Embaixador Nicolai Prytz: É um desafio. O acordo é com a Aneel e o Ministério das Minas e Energia. O Brasil fez esforço para diversificar mais, mas continua dependente de energia. A energia eólica ultramar é um desafio importante. O Brasil tem condições muito boas para utilizar a energia eólica, como ventos fortes e constantes, numa mesma direção. São condições fantásticas.
O marco regulatório para esse setor tem que ser atrativo, transparente, oferecer segurança jurídica e retorno. Na Dinamarca, muitas empresas do setor trabalham com investimentos do fundo de pensão. Estamos colocando à disposição nossas experiências nessa área, trocando ideias com o lado brasileiro para ver como se pode construir um marco regulatório atrativo. É um setor que requer investimentos, não só público, mas também privado. Como construir um setor atrativo… Requer muito investimento, requer setor privado.
Como estão as relações comerciais entre o Brasil e a Dinamarca?
Embaixador Nicolai Prytz: As maiores empresas de exportações dinamarquesas são do setor farmacêutico e de aparelhos médicos. Temos empresas farmacêuticas muito grandes.

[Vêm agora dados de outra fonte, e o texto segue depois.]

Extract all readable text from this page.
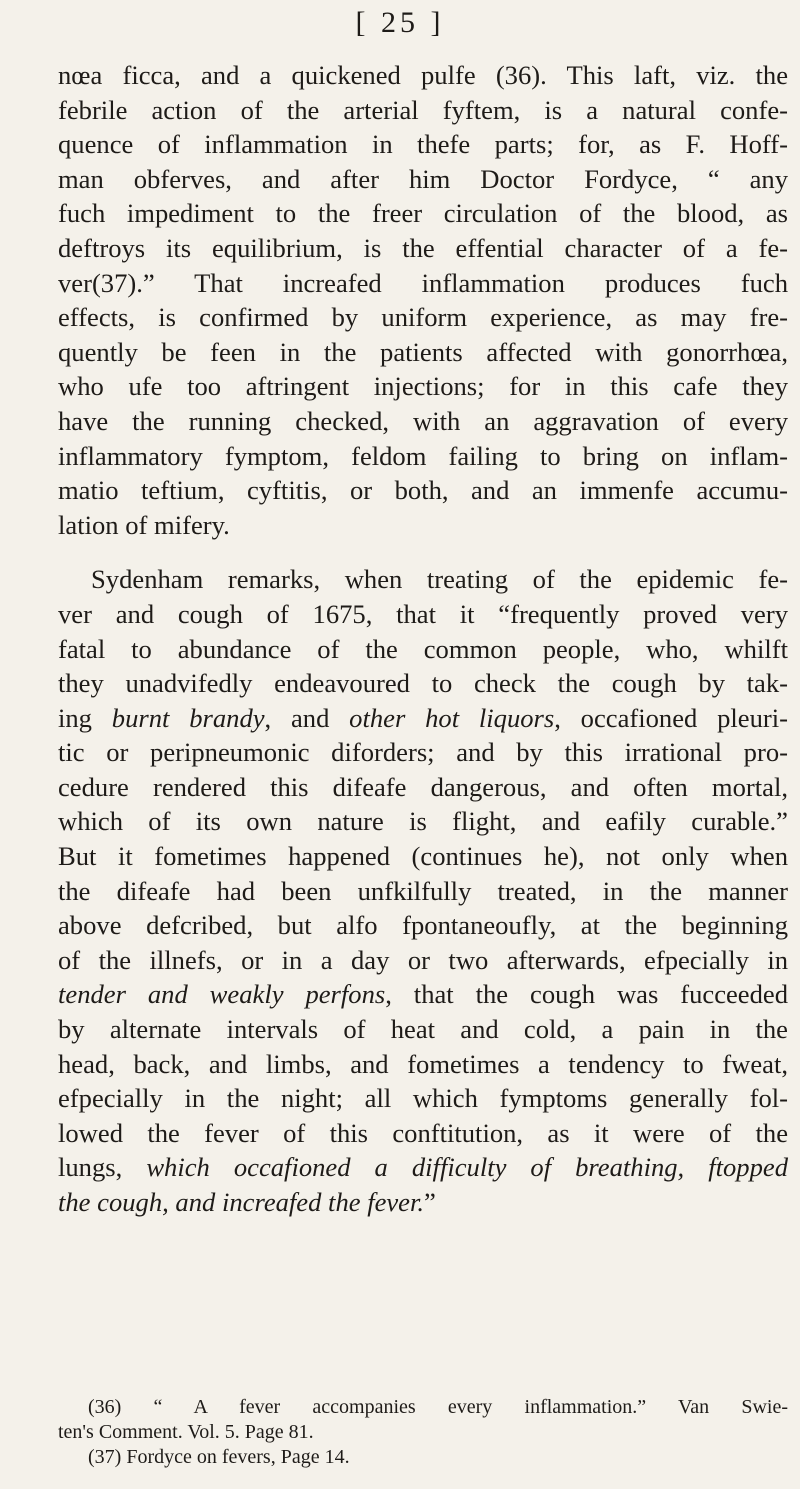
[ 25 ]
nœa ficca, and a quickened pulfe (36). This laft, viz. the
febrile action of the arterial fyftem, is a natural confe-
quence of inflammation in thefe parts; for, as F. Hoff-
man obferves, and after him Doctor Fordyce, “ any
fuch impediment to the freer circulation of the blood, as
deftroys its equilibrium, is the effential character of a fe-
ver(37).” That increafed inflammation produces fuch
effects, is confirmed by uniform experience, as may fre-
quently be feen in the patients affected with gonorrhœa,
who ufe too aftringent injections; for in this cafe they
have the running checked, with an aggravation of every
inflammatory fymptom, feldom failing to bring on inflam-
matio teftium, cyftitis, or both, and an immenfe accumu-
lation of mifery.
Sydenham remarks, when treating of the epidemic fe-
ver and cough of 1675, that it “frequently proved very
fatal to abundance of the common people, who, whilft
they unadvifedly endeavoured to check the cough by tak-
ing burnt brandy, and other hot liquors, occafioned pleuri-
tic or peripneumonic diforders; and by this irrational pro-
cedure rendered this difeafe dangerous, and often mortal,
which of its own nature is flight, and eafily curable.”
But it fometimes happened (continues he), not only when
the difeafe had been unfkilfully treated, in the manner
above defcribed, but alfo fpontaneoufly, at the beginning
of the illnefs, or in a day or two afterwards, efpecially in
tender and weakly perfons, that the cough was fucceeded
by alternate intervals of heat and cold, a pain in the
head, back, and limbs, and fometimes a tendency to fweat,
efpecially in the night; all which fymptoms generally fol-
lowed the fever of this conftitution, as it were of the
lungs, which occafioned a difficulty of breathing, ftopped
the cough, and increafed the fever.”
(36) “ A fever accompanies every inflammation.” Van Swie-
ten's Comment. Vol. 5. Page 81.
(37) Fordyce on fevers, Page 14.
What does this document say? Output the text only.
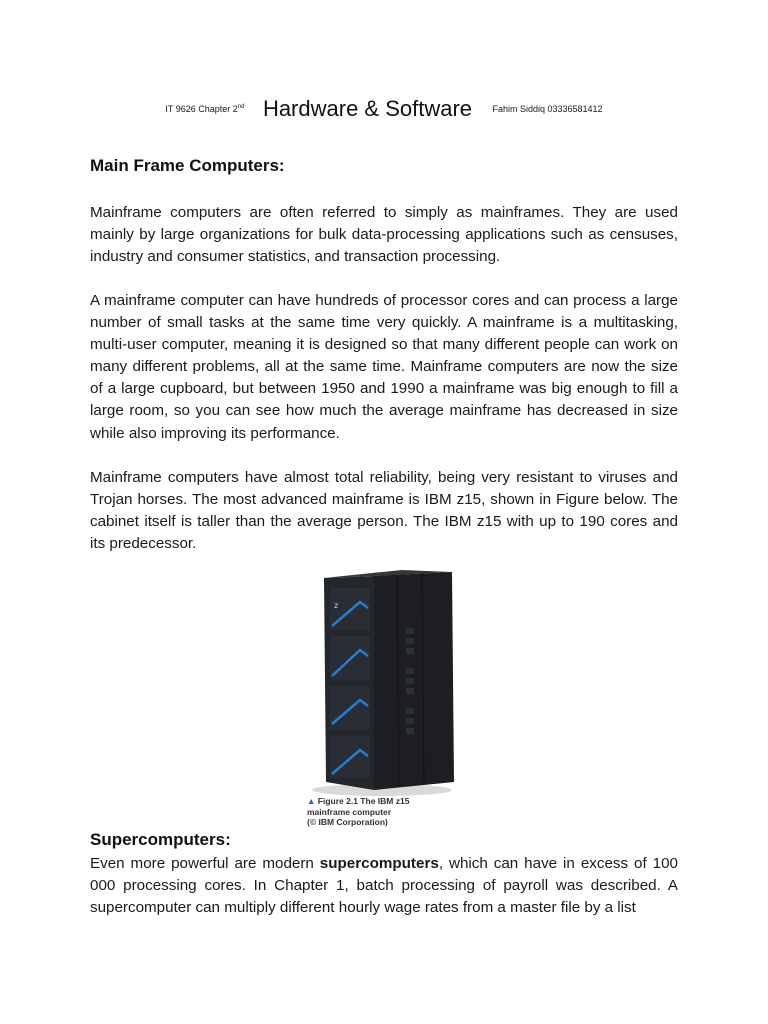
IT 9626 Chapter 2nd Hardware & Software Fahim Siddiq 03336581412
Main Frame Computers:

Mainframe computers are often referred to simply as mainframes. They are used mainly by large organizations for bulk data-processing applications such as censuses, industry and consumer statistics, and transaction processing.

A mainframe computer can have hundreds of processor cores and can process a large number of small tasks at the same time very quickly. A mainframe is a multitasking, multi-user computer, meaning it is designed so that many different people can work on many different problems, all at the same time. Mainframe computers are now the size of a large cupboard, but between 1950 and 1990 a mainframe was big enough to fill a large room, so you can see how much the average mainframe has decreased in size while also improving its performance.

Mainframe computers have almost total reliability, being very resistant to viruses and Trojan horses. The most advanced mainframe is IBM z15, shown in Figure below. The cabinet itself is taller than the average person. The IBM z15 with up to 190 cores and its predecessor.

z
▲ Figure 2.1 The IBM z15
mainframe computer
(© IBM Corporation)
Supercomputers:

Even more powerful are modern supercomputers, which can have in excess of 100 000 processing cores. In Chapter 1, batch processing of payroll was described. A supercomputer can multiply different hourly wage rates from a master file by a list
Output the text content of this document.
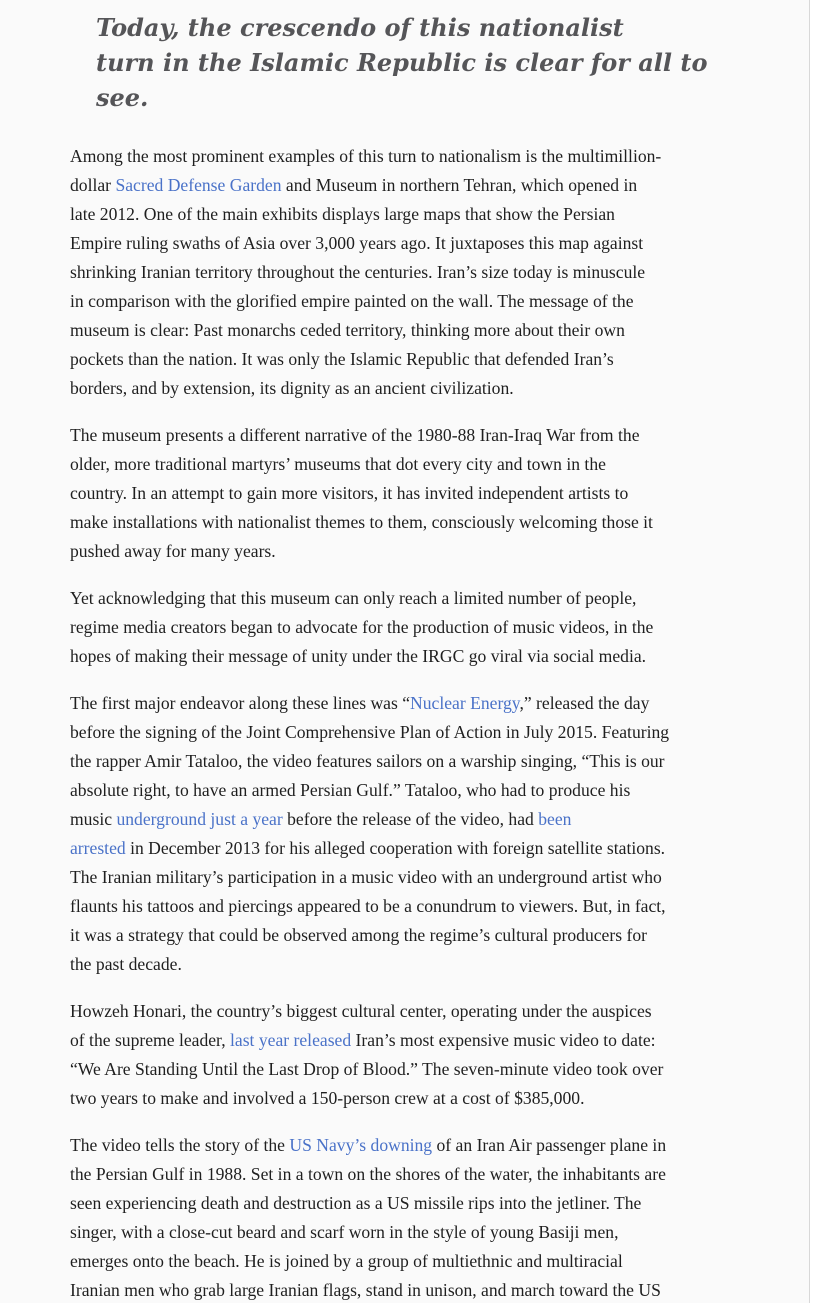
Today, the crescendo of this nationalist
turn in the Islamic Republic is clear for all to
see.

Among the most prominent examples of this turn to nationalism is the multimillion-
dollar Sacred Defense Garden and Museum in northern Tehran, which opened in
late 2012. One of the main exhibits displays large maps that show the Persian
Empire ruling swaths of Asia over 3,000 years ago. It juxtaposes this map against
shrinking Iranian territory throughout the centuries. Iran’s size today is minuscule
in comparison with the glorified empire painted on the wall. The message of the
museum is clear: Past monarchs ceded territory, thinking more about their own
pockets than the nation. It was only the Islamic Republic that defended Iran’s
borders, and by extension, its dignity as an ancient civilization.

The museum presents a different narrative of the 1980-88 Iran-Iraq War from the
older, more traditional martyrs’ museums that dot every city and town in the
country. In an attempt to gain more visitors, it has invited independent artists to
make installations with nationalist themes to them, consciously welcoming those it
pushed away for many years.

Yet acknowledging that this museum can only reach a limited number of people,
regime media creators began to advocate for the production of music videos, in the
hopes of making their message of unity under the IRGC go viral via social media.

The first major endeavor along these lines was “Nuclear Energy,” released the day
before the signing of the Joint Comprehensive Plan of Action in July 2015. Featuring
the rapper Amir Tataloo, the video features sailors on a warship singing, “This is our
absolute right, to have an armed Persian Gulf.” Tataloo, who had to produce his
music underground just a year before the release of the video, had been
arrested in December 2013 for his alleged cooperation with foreign satellite stations.
The Iranian military’s participation in a music video with an underground artist who
flaunts his tattoos and piercings appeared to be a conundrum to viewers. But, in fact,
it was a strategy that could be observed among the regime’s cultural producers for
the past decade.

Howzeh Honari, the country’s biggest cultural center, operating under the auspices
of the supreme leader, last year released Iran’s most expensive music video to date:
“We Are Standing Until the Last Drop of Blood.” The seven-minute video took over
two years to make and involved a 150-person crew at a cost of $385,000.

The video tells the story of the US Navy’s downing of an Iran Air passenger plane in
the Persian Gulf in 1988. Set in a town on the shores of the water, the inhabitants are
seen experiencing death and destruction as a US missile rips into the jetliner. The
singer, with a close-cut beard and scarf worn in the style of young Basiji men,
emerges onto the beach. He is joined by a group of multiethnic and multiracial
Iranian men who grab large Iranian flags, stand in unison, and march toward the US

Atuam muito no setor de diabetes, antidepressivos. Contribuem para a economia brasileira. A gente produz principalmente em Minas Gerais. Do Brasil, compramos soja, soja, soja; e um pouco de café.
Andar de bicicleta é tradição na Dinamarca. O sr. e a família andam de bicicleta em Brasília?
Embaixador Nicolai Prytz: Eu ando de bicicleta por esporte, com um grupo de 50 pessoas, que faz pedal, às 6h. Brasília é um lugar excelente, mas não tem um sistema completo para andar de bicicleta. Na Dinamarca é difícil existir uma rua em que não se anda de bicicleta. Aqui tem opções como o Parque da Cidade, Jardim Botânico, há espaço para pedalar.
Como o sr. analisa a guerra entre a Rússia e a Ucrânia?
Embaixador Nicolai Prytz: É complicado, sendo europeu, é muito triste. Faz lembrar a época em que honestamente pensávamos que já tínhamos deixado para atrás. A Ucrânia é um país reconhecido por todos. É triste. Não consigo ver as consequências potenciais que essa guerra pode deixar, ou se alguém vai conseguir conversar para cessar fogo. Além das pessoas que estão morrendo, são 2,6 milhões de refugiados e vão ter mais refugiados. Além dessa turbulência em outras regiões, o impacto econômico influencia negativamente na vida das pessoas, até no Brasil. Impacta em todos os sentidos. Se fosse uma coisa limitada, somente entre os dois países, já seria sempre triste, mas é uma coisa enorme, com impactos de instabilidade e econômicos.